Le recours à la médecine, dans ce livre, n’était donc pas métaphorique et il permet de déboucher sur les usages de l’équilibre dynamique et autonome en doctrine politique, qui occupent trois chapitres. Le chapitre 5 examine les analyses de la notion de Bien commun chez Albert le Grand : cette valeur poursuivie par Aristote aurait pu conduire les deux dominicains à y loger l’égalisation proportionnelle. Les outils de cette association étaient prêts, les éloges de la cité de la circulation et du bien qui en étaient issus commençaient à abonder, mais Albert et Thomas y renoncèrent, toujours au nom d’un ordre divin et universel. Cela dit, je ne suis pas convaincu que l’immense Albert n’ait pas été ouvert au modèle en d’autres domaines et d’autres textes. Il a toujours préféré l’enquête à la cohérence. Joel Kaye repère en revanche une expression vive du modèle d’équilibre dynamique et autonome dans le Defensor pacis de Marsile de Padoue (1323).
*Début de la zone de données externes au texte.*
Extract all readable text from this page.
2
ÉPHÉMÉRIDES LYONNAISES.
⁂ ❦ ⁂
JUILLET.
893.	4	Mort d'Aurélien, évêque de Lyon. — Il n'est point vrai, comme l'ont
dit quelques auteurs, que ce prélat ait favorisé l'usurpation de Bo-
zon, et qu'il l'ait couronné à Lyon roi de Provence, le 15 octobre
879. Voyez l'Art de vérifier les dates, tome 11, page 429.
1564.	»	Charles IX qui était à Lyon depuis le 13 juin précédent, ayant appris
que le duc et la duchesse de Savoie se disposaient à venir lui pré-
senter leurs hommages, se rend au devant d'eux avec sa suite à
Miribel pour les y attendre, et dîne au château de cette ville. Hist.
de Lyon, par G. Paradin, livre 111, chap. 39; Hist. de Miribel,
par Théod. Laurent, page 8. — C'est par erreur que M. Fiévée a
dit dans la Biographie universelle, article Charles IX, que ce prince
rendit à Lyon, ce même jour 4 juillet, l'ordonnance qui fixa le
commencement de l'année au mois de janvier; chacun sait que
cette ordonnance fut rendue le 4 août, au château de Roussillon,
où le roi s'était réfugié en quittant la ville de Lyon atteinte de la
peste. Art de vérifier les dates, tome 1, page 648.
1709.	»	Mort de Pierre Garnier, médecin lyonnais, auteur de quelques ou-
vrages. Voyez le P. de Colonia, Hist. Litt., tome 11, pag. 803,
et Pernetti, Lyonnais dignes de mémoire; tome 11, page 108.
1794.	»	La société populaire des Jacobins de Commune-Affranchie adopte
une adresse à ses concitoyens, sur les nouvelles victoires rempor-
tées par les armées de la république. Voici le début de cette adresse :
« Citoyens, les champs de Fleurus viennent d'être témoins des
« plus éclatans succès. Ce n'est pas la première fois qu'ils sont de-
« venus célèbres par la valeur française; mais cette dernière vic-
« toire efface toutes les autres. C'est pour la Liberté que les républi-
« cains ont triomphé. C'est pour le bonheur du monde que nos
Le chapitre 7 trace l’étonnant parcours de Nicole Oresme (c.1320‑1382), qui applique et raffine le modèle politique de l’équilibre de système dans son traité De moneta (1356), qui attache vigoureusement le droit de changer le cours d’une monnaie à la communauté qui l’utilise. Or, moins de vingt après, la traduction et le commentaire français des Politiques d’Aristote, lieu central, on l’a vu, de la doctrine de l’équilibre proportionnel, manifestent un retrait sensible des thèses fracassantes du De moneta. L’auteur note que le cas n’est pas isolé : le modèle perdit de son attrait, sans doute en raison d’un nouveau contexte, celui de la dépression et de la peste. L’équilibre naturel continuait à fonctionner, mais dans le sens inverse de ce que ressentaient les penseurs de 1280‑1350 : le niveau de vie des classes dirigeantes s’abaissait relativement par rapport à celui des classes laborieuses. Le modèle intellectuel avait bien un aspect contextuel.

Le dernier chapitre ouvre largement la question en examinant les correspondances scientifiques et philosophiques du modèle avec notamment la fameuse loi de Thomas Bradwardine (1317) sur l’arrangement mathématique des diverses formes de proportions. Jean Buridan est convoqué aussi pour ses réflexions de physicien du globe et de géologue. Ce chapitre dense et capital constitue probablement l’esquisse d’un nouveau livre de l’auteur. Loin de cimenter son chef‑d’œuvre, Joel Kaye nous laisse sur une nouvelle ouverture.